Melih’in kıza neler söylemeye devam ettiğini dikkatle
dinleyişim, odanın kapısı aralandığında bölündü. İçeriye giren tanıdık beden
hareketlenmeme sebep olmamıştı. En azından yüzüne bakana dek bu böyleydi.
Feris’in bir toplantımı ortasında böldüğü başka bir an
yaşandığını hatırlamıyordum. Ajanstayken bazen evli olduğumuzu unutacak kadar
profesyonel hale bürünebiliyordu. Şimdi odaya kapıyı dahi çalmadan girmiş
olması, durumun çok iç açıcı olmadığını belli etmişti.
Sandalyeyi geri iterek ayaklandım. “Feris?” derken sesim
sorguyla doluydu.
“Gelebilir misin dışarı?”
Melih’le kısa bir an göz göze geldim. O da benim kadar
sorgular halde duruyordu. Feris benim cevabımı beklemeden açık bıraktığı
kapıdan çıkmıştı bu sırada. Hızla ben de onu takip ettim. Kapının hemen
önündeydi.
“İyi misin sen, bir sorun mu var?” Çenesini parmaklarımla
kavrayıp yüzünü kendime doğru kaldırdım. “Okula gitmemiz gerekiyor.”
Kaşlarım başıma kısa bir sancı sokacak anilikte ve
derinlikte çatıldı. “Ne olmuş okulda?”
Aklıma üşüşen bin ayrı senaryonun en az dokuz yüzü fazla
ağırdı. Baba olmak, garip bir şekilde, Leyla ve Leyan’dan uzaktayken çok daha
hissedilebilirdi benim için. Gözümün önünde olduklarında onların güvenliklerine
dair bir stres yaşamıyor, aklım her an bir tehlikenin var olabileceği
ihtimaliyle yorulmuyordu.
“Doğru düzgün bir şey söylemediler, okul müdürü aradı.
Toplantıya dönmen gerekecekse ben tek-…”
“Saçmalamayı bırak, çıkalım hadi.” Kolumu sırtına doğru
sarıp adımlamasını sağladığımda yumuşak bedeninin kaskatı kesilmiş olduğunu bu
temasım sayesinde hissetmiştim. Onu sakinleştirecek bir şeyler söylemek
isterdim ama ondan katbekat fazla gerginken bunu yapabilmem zordu.
Arabaya binişimiz ve kızların okuluna ulaşmamız arasında
yarım saatten fazlası yoktu. Ancak kesinlikle daha uzun hissettirmişti.

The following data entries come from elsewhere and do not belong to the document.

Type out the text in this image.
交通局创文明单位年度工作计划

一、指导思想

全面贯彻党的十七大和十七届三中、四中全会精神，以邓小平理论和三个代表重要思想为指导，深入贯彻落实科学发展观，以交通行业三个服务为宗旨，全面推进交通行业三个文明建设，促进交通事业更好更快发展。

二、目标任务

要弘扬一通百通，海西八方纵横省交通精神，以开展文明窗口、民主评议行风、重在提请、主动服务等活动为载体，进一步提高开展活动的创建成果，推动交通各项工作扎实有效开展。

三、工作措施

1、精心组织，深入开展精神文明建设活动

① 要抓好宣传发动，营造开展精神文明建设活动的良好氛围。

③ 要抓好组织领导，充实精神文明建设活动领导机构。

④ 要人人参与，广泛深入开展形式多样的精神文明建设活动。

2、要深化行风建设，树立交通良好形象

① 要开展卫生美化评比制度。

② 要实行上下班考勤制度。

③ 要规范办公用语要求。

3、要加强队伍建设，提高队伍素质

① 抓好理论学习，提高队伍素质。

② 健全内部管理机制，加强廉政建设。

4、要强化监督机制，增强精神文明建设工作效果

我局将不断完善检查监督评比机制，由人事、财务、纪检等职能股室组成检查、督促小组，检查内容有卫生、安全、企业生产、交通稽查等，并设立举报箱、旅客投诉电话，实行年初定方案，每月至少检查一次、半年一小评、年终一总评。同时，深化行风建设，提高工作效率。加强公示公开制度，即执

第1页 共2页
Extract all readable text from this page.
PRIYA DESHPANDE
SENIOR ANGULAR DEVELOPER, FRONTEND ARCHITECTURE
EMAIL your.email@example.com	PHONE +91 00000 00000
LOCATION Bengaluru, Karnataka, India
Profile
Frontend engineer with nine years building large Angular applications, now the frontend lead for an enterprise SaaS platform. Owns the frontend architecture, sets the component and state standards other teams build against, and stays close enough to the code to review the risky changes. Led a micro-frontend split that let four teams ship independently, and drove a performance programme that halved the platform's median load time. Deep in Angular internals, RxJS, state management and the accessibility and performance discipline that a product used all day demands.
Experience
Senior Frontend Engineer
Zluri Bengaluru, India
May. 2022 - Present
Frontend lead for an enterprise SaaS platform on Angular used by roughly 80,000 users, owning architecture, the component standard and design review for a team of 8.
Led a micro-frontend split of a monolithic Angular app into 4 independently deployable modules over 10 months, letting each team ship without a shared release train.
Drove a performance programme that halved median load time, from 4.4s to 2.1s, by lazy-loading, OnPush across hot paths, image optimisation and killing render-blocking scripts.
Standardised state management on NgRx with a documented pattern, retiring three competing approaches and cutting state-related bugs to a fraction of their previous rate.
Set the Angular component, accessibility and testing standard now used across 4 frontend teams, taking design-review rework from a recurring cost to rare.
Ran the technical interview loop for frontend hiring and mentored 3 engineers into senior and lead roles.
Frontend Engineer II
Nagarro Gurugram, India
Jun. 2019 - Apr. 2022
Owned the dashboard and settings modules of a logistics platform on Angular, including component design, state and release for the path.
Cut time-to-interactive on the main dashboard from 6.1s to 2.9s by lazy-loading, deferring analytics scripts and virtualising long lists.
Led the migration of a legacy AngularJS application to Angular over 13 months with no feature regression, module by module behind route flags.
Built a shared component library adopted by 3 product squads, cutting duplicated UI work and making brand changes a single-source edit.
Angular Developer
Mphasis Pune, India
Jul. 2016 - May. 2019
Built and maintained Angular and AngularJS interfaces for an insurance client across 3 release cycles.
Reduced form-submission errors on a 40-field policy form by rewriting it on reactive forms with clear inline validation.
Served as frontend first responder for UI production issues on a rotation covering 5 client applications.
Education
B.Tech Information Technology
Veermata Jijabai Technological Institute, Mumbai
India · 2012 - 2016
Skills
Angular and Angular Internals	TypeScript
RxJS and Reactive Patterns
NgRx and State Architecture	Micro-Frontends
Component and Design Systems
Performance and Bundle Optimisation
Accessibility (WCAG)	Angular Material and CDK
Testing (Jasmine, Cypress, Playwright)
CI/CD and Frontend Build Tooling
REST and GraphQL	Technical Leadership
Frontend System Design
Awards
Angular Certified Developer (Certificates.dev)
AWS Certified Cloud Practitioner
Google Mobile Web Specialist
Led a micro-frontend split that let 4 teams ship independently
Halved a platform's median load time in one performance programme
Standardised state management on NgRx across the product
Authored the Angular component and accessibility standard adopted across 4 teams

Veli toplantıları dışında daha önce özel olarak okula
çağrıldığımız bir an olmamıştı. Gelecek yıl ortaokulu bitirecekleri göz önünde
bulundurulursa bu oldukça uzun bir süreydi. Leyla yapı olarak zaten sakindi,
Leyan’ın hareketliliği ise hiçbir zaman sınır aşmazdı.
Müdürün odasının nerede olduğunu öğrendikten kısa bir an
sonra kapısındaydık. Feris oyalanmadan kapıya bir kez vurup araladığında tam
önümdeydi. Boy farkımız o önümdeyken odanın içini görebilmem için bir engel oluşmasına
izin vermemişti.
Gözüme ilk çarpan, müdüre ait masanın karşısındaki
koltukta yan yana oturuyor olan kızlarım oldu. Leyan’ın gözlerinin kızarık
olduğunu gördüğüm anda ise hiç sağlam olmayan iplerim keskin bir bıçak
değmişçesine kopmuştu.
“Leyan?” derken adımlayıp önünde diz çöktüm. Yüzünü
elimle kavrasam da bana bakmamakta direndi. Canını yakmamak için onu
zorlamadım. Gözlerimi kaçamak bakışlarla annesini süzüyor olan Leyla’ya
çevirdim bu kez. Onların konuşmayacağını anladığımda Leyan’ı bırakmadan
sandalyesinde oturuyor olan müdüre doğru döndüm. “Neler olduğunu anlatır
mısınız artık?”
Adam ne dese bilemiyor gibi duruyordu. Konuşmaya
başlamadan önce hedef olarak beni değil karımı seçtiğinde, yüzümde ne var acaba
diye bir an düşünmüştüm.
“İzgi Hanım, daha önce de konuşmuştuk sizinle bir konu
hakkında.” Kaşlarım merakla çatılırken Feris hafifçe öksürdüğünde merakım
katlandı. Benim haberim olmayan bir konu vardı ve bu konu belli ki kızlarımızı
ilgilendiriyordu.
Feris’in omuzlarının gevşediğini buradan beri görebildim.
Demek ki Leyan’ı ağlatan ve bizi buraya getirtenin ne olduğunu az çok anlamış
ve bu rahatlamasına yol açmıştı. “Evet, hatırlıyorum.”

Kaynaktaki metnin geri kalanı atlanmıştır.